The Echo Park Patch gives El jardin Femenil a nice plug. Now go see it. Show closes April 7th, 2012 click here for original.
The Echo Park Patch
Last Chance: Art Inspired by the Drug Wars
By Anthea Raymond
April 2, 2012
Colombian-American aritst Carolyln Castano grew up in Historic Filipinotown and lives in Solano Canyon today. Her latest show "El Jardin Femenil Y Otros Ocasos" closes April 7 at the Walter Macial Gallery.
Solano Canyon-based painter and video artist Carolyn Castano has been at the cutting edge for a long while.
Her work was included in the controversial Phantom Sightings: Art after the Chicano Movement, which originated at LACMA in 2008.
She's been a board member at Highland Park's Outpost for Contemporary Art, and, in 2010, organized a Soccer Tournament benefit integrating performance art and live music on the Vista Hermosa fields in Echo Park.
Castano's parents came to the U.S. from Colombia in 1962, and settled in Historic Filipinotown, where she grew up.
Lately, she's been thinking and creating a lot about narco-traffcking and how women, especially, are affected.
Her show El Jardin Femenil Y Otros Ocasos features paintings and videos on that theme, according to a press release:
The role of women in the male-dominated drug culture is performed in many guises as mules, money launderers, trophies and wives. Not coincidentally, many of these women are also beauty queens, models, actresses, or TV journalists. The show includes large format paintings of young female victims.
Castano also portrays a newscaster modeled after Maria Elena Salinas, a well-known Latina journalist, in a video created for the show.
El Jardin Femenil Y Otros Ocasos continues Saturday, April 7 at the Walter Macial Gallery 2642 S. La Cienega Blvd 90034.
El Jardin Femenil Y Otros Ocasos receives a wonderful review from Sharon Mizota of the LA Times. Click here.
Art Review: Carolyn Castaño at Walter Maciel Gallery
by Sharon Mizota
March 22, 2012
Carolyn Castaño’s latest exhibition at Walter Maciel Gallery serves as an ambivalent memorial to female victims of the Latin American drug trade. Four large paintings, each named for a real woman, depict idealized nudes reclining in lush, glitter-strewn tropical landscapes. The women are equal parts art history and pin-up poster, but there’s something sinister about the large, Rousseau-like vegetation that surrounds them. Studded with skulls and other images of death, ominous swathes of pure black press in, giving the figures’ white skin an otherworldly glow.

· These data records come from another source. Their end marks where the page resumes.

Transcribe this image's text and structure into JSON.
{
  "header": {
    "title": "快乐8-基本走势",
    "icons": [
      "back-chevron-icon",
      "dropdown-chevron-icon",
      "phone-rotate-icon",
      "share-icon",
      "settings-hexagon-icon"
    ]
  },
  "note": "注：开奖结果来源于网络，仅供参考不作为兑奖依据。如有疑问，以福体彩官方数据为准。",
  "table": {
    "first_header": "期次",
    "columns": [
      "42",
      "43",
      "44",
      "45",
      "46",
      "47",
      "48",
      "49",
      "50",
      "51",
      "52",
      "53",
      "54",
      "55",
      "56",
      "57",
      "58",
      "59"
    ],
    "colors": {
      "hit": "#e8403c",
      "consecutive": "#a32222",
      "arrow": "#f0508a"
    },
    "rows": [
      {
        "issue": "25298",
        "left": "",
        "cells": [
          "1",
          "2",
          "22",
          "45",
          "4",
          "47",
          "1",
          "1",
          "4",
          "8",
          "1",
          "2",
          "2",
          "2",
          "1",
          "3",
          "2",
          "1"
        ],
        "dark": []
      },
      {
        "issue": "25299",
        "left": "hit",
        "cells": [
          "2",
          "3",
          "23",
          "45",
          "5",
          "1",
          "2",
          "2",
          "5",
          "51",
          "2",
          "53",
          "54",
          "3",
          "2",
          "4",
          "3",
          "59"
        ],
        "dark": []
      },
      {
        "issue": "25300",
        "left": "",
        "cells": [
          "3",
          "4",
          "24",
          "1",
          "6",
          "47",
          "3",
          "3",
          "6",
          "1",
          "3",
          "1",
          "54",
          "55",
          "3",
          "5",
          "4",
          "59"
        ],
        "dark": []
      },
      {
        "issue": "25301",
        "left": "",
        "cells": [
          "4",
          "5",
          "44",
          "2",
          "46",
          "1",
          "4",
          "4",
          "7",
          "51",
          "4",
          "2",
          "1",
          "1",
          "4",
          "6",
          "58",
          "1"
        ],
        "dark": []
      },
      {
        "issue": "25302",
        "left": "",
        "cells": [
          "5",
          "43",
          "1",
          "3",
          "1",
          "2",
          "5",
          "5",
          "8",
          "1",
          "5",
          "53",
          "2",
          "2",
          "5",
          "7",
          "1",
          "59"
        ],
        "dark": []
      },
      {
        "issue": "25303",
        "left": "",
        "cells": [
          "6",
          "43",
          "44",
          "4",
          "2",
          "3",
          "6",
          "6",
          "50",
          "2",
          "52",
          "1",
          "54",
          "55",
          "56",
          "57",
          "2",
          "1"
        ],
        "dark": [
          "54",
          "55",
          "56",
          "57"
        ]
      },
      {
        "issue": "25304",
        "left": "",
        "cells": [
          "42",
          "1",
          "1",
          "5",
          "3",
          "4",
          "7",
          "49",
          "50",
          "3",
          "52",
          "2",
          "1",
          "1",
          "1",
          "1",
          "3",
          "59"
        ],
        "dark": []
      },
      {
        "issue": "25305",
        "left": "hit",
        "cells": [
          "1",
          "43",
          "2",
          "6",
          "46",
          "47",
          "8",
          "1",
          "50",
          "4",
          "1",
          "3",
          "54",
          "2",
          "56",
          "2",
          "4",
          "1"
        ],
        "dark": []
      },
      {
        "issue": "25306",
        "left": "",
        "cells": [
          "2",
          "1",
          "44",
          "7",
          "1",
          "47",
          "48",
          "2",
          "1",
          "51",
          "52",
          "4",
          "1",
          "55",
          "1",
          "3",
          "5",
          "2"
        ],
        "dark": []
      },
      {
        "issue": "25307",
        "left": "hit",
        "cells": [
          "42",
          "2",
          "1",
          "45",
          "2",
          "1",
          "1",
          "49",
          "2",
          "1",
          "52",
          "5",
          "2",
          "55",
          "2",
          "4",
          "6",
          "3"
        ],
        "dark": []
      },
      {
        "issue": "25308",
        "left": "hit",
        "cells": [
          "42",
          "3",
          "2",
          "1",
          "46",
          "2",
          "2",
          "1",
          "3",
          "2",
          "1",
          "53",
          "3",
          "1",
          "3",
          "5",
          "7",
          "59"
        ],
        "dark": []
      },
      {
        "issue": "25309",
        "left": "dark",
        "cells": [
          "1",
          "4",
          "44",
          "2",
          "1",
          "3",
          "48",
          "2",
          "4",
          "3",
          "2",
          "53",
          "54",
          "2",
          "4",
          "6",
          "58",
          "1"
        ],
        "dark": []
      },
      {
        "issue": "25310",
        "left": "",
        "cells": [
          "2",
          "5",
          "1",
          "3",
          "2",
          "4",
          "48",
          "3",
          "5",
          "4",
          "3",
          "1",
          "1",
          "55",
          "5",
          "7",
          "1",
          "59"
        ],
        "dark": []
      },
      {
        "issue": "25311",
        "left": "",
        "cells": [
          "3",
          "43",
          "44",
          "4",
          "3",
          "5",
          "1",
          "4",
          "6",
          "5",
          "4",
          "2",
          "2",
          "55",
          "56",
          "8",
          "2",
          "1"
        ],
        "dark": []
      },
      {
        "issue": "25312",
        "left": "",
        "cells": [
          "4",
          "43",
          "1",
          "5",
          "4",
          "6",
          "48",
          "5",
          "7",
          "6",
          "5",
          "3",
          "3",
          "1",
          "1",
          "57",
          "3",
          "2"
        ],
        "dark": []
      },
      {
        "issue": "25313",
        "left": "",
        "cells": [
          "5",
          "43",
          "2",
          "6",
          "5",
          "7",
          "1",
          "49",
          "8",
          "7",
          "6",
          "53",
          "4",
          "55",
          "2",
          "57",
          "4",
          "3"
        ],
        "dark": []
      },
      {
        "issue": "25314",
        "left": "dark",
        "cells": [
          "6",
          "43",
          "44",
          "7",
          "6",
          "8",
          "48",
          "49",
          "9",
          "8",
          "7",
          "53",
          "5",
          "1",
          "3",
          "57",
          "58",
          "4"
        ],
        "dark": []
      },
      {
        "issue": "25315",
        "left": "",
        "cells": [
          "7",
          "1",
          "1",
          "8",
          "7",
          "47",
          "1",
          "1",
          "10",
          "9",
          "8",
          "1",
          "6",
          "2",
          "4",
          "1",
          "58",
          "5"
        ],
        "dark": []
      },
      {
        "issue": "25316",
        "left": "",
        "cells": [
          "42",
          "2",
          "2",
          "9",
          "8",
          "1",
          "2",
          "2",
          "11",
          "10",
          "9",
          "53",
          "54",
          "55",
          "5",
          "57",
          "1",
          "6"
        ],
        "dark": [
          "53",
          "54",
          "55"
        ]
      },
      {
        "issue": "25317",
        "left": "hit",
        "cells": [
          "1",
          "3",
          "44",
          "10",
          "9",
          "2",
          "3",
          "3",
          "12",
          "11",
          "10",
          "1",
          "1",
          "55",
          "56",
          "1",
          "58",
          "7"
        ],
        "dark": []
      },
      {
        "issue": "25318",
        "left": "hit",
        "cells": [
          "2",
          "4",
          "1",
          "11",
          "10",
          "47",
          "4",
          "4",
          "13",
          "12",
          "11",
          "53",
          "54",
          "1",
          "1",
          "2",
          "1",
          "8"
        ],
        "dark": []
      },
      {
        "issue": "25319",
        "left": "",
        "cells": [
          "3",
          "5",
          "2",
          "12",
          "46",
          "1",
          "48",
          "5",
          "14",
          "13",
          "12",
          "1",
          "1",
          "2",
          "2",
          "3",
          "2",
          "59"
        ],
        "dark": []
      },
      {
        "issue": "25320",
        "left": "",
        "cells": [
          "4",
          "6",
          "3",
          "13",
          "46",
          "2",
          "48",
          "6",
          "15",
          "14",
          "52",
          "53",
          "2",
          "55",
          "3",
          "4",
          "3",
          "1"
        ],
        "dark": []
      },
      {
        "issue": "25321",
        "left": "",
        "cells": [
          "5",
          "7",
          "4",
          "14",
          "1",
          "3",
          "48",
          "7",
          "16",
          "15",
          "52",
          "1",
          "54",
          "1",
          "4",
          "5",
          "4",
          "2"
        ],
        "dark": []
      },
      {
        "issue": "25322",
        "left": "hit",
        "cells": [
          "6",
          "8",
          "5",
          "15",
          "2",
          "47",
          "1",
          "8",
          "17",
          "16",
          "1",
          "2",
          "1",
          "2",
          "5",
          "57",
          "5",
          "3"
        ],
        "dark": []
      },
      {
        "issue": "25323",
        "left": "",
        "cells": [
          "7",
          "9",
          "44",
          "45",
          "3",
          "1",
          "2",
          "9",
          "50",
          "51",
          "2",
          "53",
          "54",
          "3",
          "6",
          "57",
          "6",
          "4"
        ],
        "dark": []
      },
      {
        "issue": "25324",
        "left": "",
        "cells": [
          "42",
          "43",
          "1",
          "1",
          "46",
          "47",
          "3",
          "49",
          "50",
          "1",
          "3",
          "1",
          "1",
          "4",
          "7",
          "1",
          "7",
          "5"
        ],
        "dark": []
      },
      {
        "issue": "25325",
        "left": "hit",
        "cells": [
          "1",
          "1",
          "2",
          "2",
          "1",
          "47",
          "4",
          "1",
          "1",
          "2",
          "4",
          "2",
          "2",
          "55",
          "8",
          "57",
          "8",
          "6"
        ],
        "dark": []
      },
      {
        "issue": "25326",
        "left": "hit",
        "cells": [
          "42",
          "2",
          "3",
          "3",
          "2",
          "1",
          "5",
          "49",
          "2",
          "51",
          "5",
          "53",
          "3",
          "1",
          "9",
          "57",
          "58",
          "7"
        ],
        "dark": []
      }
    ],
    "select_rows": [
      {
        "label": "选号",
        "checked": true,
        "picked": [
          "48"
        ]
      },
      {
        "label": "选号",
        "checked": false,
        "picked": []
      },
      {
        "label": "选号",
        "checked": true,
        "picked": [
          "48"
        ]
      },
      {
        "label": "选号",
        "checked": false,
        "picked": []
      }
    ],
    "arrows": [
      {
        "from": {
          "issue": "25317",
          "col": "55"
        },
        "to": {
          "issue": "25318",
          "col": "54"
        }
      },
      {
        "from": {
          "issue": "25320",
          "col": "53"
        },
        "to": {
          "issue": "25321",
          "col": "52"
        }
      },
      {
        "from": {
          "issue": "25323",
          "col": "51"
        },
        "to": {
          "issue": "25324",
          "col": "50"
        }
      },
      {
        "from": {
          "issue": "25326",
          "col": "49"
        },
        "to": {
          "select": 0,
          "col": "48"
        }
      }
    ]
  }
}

Smaller paintings feature the severed heads of male drug lords — a seemingly vindictive symbolic act. While Castaño restores the women to life, she tosses the men’s heads in the long grass. Still, they too are encrusted with glitter and sparkly flowers. Perhaps they died much as they lived: astride an undercurrent of violence papered over with rhinestones.
The paintings are darkly beautiful, but the highlight of the show is a video featuring Castaño as a newscaster rattling off a litany of sound bites on the history and status of women in Latin America. Alternating seamlessly between English and Spanish — often in mid-sentence — the work pokes fun at the quick-cut, non sequitur nature of TV news while rattling the viewer’s linguistic and cognitive circuits. It undoes what we think we know about Latin American women, clearing a space, hopefully, for something more real and complex.